True to her father’s original vision, she emphasizes to each new student at Morning Star: “I have a duty to help you develop your character. I don’t expect you to grow up just like me or your friend next to you. I want you to be your best self.”
Even while Morning Star has grown to international distinction, central to its mission is remaining accessible to those who most need an affordable place to leave their kids. The way Sinae puts it, children with abundant resources and family support, are more likely studying ballet or modern dance. They’re not learning Korean cultural instruments and dance. Morning Star, however, fills a gap for the families that come through its doors while simultaneously building a deeper connection to the students’ heritage.
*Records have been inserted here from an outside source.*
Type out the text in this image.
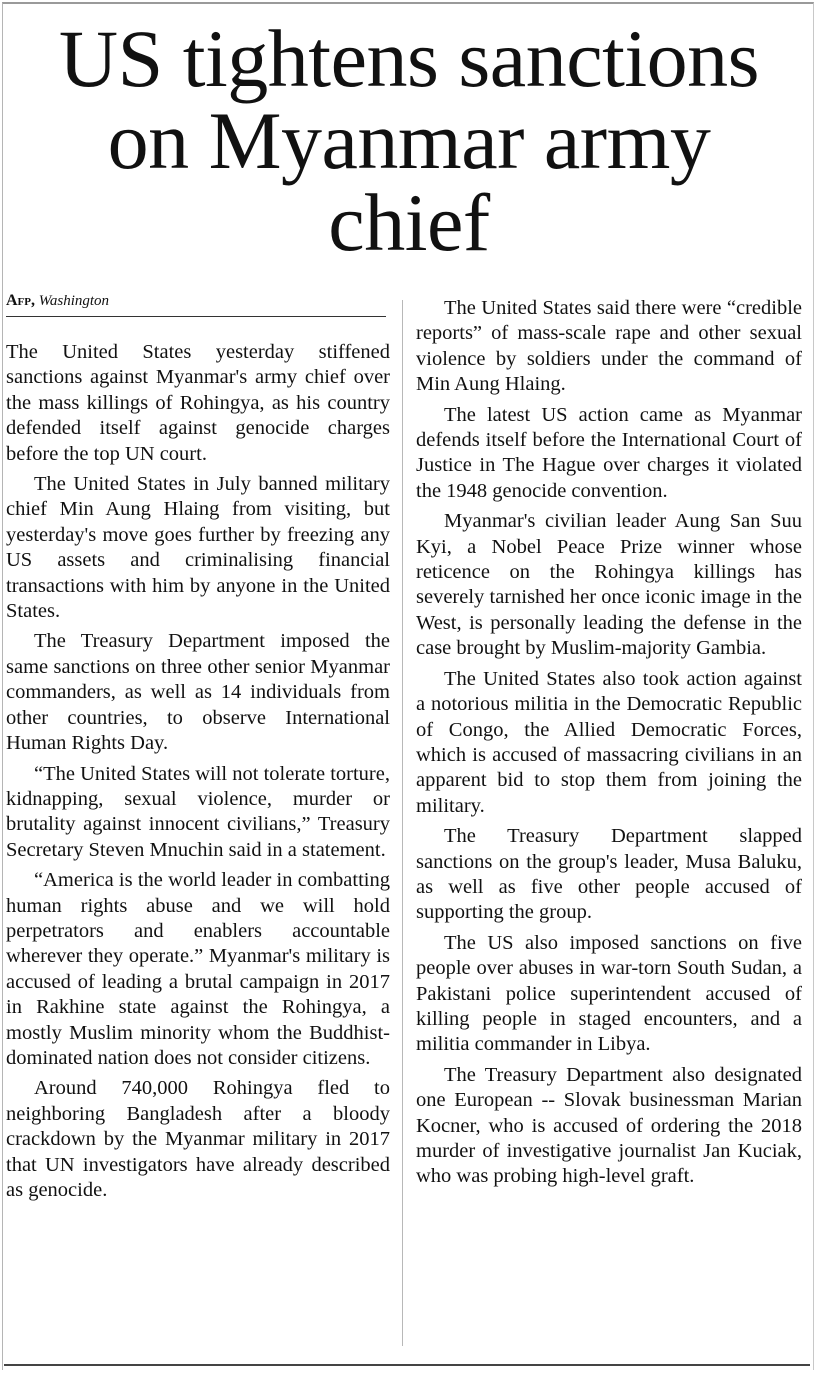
US tightens sanctions
on Myanmar army
chief
Afp, Washington

The United States yesterday stiffened sanctions against Myanmar's army chief over the mass killings of Rohingya, as his country defended itself against genocide charges before the top UN court.

The United States in July banned military chief Min Aung Hlaing from visiting, but yesterday's move goes further by freezing any US assets and criminalising financial transactions with him by anyone in the United States.

The Treasury Department imposed the same sanctions on three other senior Myanmar commanders, as well as 14 individuals from other countries, to observe International Human Rights Day.

“The United States will not tolerate torture, kidnapping, sexual violence, murder or brutality against innocent civilians,” Treasury Secretary Steven Mnuchin said in a statement.

“America is the world leader in combatting human rights abuse and we will hold perpetrators and enablers accountable wherever they operate.” Myanmar's military is accused of leading a brutal campaign in 2017 in Rakhine state against the Rohingya, a mostly Muslim minority whom the Buddhist-dominated nation does not consider citizens.

Around 740,000 Rohingya fled to neighboring Bangladesh after a bloody crackdown by the Myanmar military in 2017 that UN investigators have already described as genocide.

The United States said there were “credible reports” of mass-scale rape and other sexual violence by soldiers under the command of Min Aung Hlaing.

The latest US action came as Myanmar defends itself before the International Court of Justice in The Hague over charges it violated the 1948 genocide convention.

Myanmar's civilian leader Aung San Suu Kyi, a Nobel Peace Prize winner whose reticence on the Rohingya killings has severely tarnished her once iconic image in the West, is personally leading the defense in the case brought by Muslim-majority Gambia.

The United States also took action against a notorious militia in the Democratic Republic of Congo, the Allied Democratic Forces, which is accused of massacring civilians in an apparent bid to stop them from joining the military.

The Treasury Department slapped sanctions on the group's leader, Musa Baluku, as well as five other people accused of supporting the group.

The US also imposed sanctions on five people over abuses in war-torn South Sudan, a Pakistani police superintendent accused of killing people in staged encounters, and a militia commander in Libya.

The Treasury Department also designated one European -- Slovak businessman Marian Kocner, who is accused of ordering the 2018 murder of investigative journalist Jan Kuciak, who was probing high-level graft.
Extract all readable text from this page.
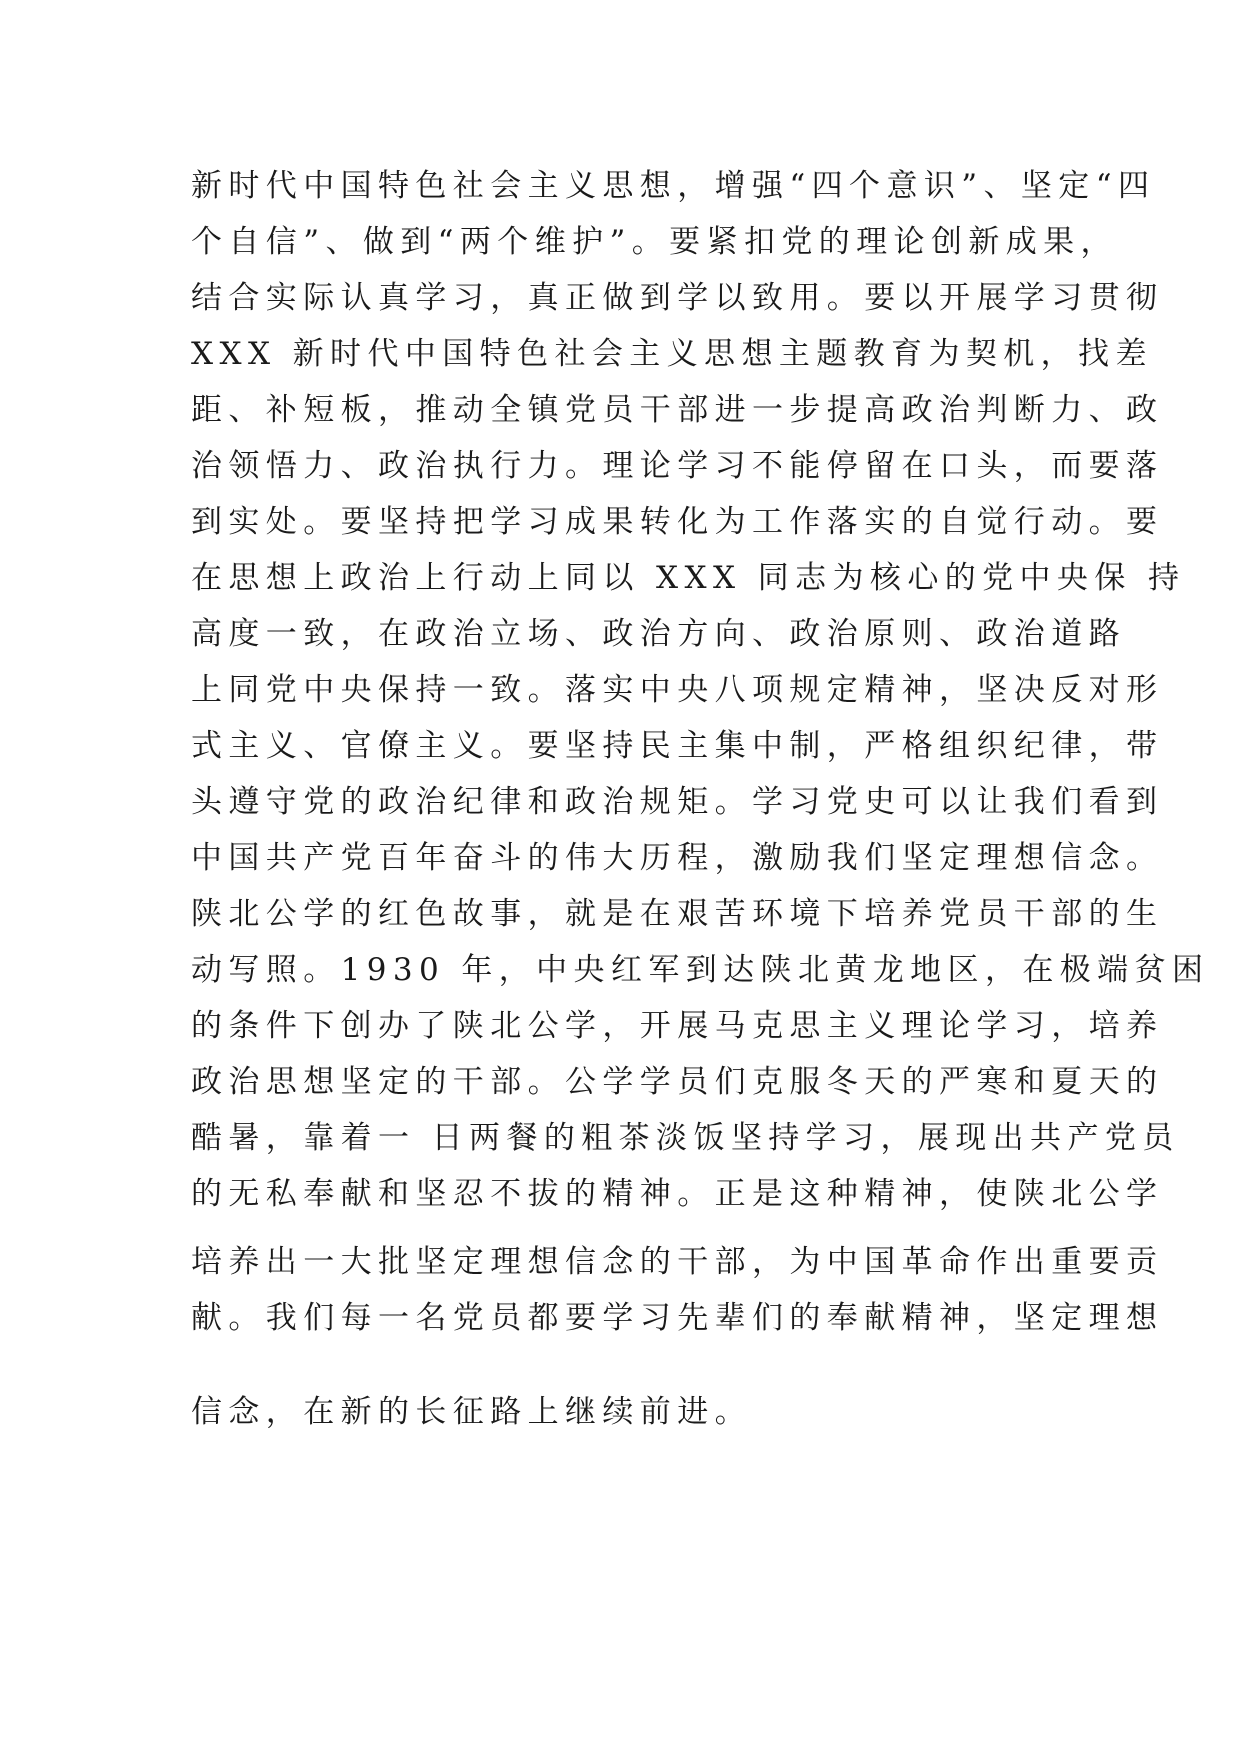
新时代中国特色社会主义思想，增强“四个意识”、坚定“四
个自信”、做到“两个维护”。要紧扣党的理论创新成果，
结合实际认真学习，真正做到学以致用。要以开展学习贯彻
XXX 新时代中国特色社会主义思想主题教育为契机，找差
距、补短板，推动全镇党员干部进一步提高政治判断力、政
治领悟力、政治执行力。理论学习不能停留在口头，而要落
到实处。要坚持把学习成果转化为工作落实的自觉行动。要
在思想上政治上行动上同以 XXX 同志为核心的党中央保 持
高度一致，在政治立场、政治方向、政治原则、政治道路
上同党中央保持一致。落实中央八项规定精神，坚决反对形
式主义、官僚主义。要坚持民主集中制，严格组织纪律，带
头遵守党的政治纪律和政治规矩。学习党史可以让我们看到
中国共产党百年奋斗的伟大历程，激励我们坚定理想信念。
陕北公学的红色故事，就是在艰苦环境下培养党员干部的生
动写照。1930 年，中央红军到达陕北黄龙地区，在极端贫困
的条件下创办了陕北公学，开展马克思主义理论学习，培养
政治思想坚定的干部。公学学员们克服冬天的严寒和夏天的
酷暑，靠着一 日两餐的粗茶淡饭坚持学习，展现出共产党员
的无私奉献和坚忍不拔的精神。正是这种精神，使陕北公学
培养出一大批坚定理想信念的干部，为中国革命作出重要贡
献。我们每一名党员都要学习先辈们的奉献精神，坚定理想
信念，在新的长征路上继续前进。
“I know it can sound cliché and a little bit corny,” Sinae explains, “but as they perform, the confidence they build on stage is something that they can’t get anywhere else. I see hope and find reward in that process, whether they realize it or not.”
This same intentionality travels to all their performances abroad. After a 2006 event at a school in Africa, Sinae impulsively asked if they could see the students at the school perform.
“I thought, African culture is so rich as well,” Sinae recalls. “They’re so dynamic, very talented.”
When Jiyeon brought Sinae’s request to their audience, initial confusion filled the room and then —
“They were like, ‘What! You want us to perform?’” Sinae laughed. “And they go, ‘Oh, okay!’”
A drum and whistle were brought out and they broke into dance. From then on, it was settled, Morning Star would make sure this request was part of every international performance.
“When the locals feel like they’ve been part of this exchange, their perspective shifts on how they can contribute to any kind of community,” Sinae explains.
Sinae’s lifelong experience with Morning Star played no small role in her and her husband Joneil Sampana’s decision to join SVP. As a performance art nonprofit, Sinae says, Morning Star has received its fair share of requests to do shows for free. But as previously hinted, general operating costs are kept at a bare minimum to make room for affordable programming. That means staff pay is tight and most revenue goes to keeping the cultural center running, i.e. mortgage, electricity, etc.
“When other community organizations ask, ‘Hey we’re a nonprofit.
Can you come perform for us for free?’ Well you know it’s not even just our operations,” Sinae explains. “Just to go out to perform, we have to feed the students. It’s the gas. It’s the time. It’s not free for us.”
When considering becoming partners, SVP’s approach to capacity building and unrestricted funding hit home. Sinae remembers, “Joneil said, ‘Look, I want this to be an opportunity for you, not only to help run Morning Star better, but so that you can bring the nonprofit perspective.’”
She adds, though, that SVP also makes it possible for them to make a greater impact on the sector as a whole, something that, as a family so tied to the nonprofit world, they couldn’t overlook.
“Not only as a community giver, but really in helping build the sustainability of the nonprofit sector,” says Sinae.
Cecilia Garza is SVP’s communications manager. In her free time, she enjoys sailing the Puget Sound by way of her small yet comfortable Coronado 25’ and romping the beach with her 10-pound Italian Greyhound.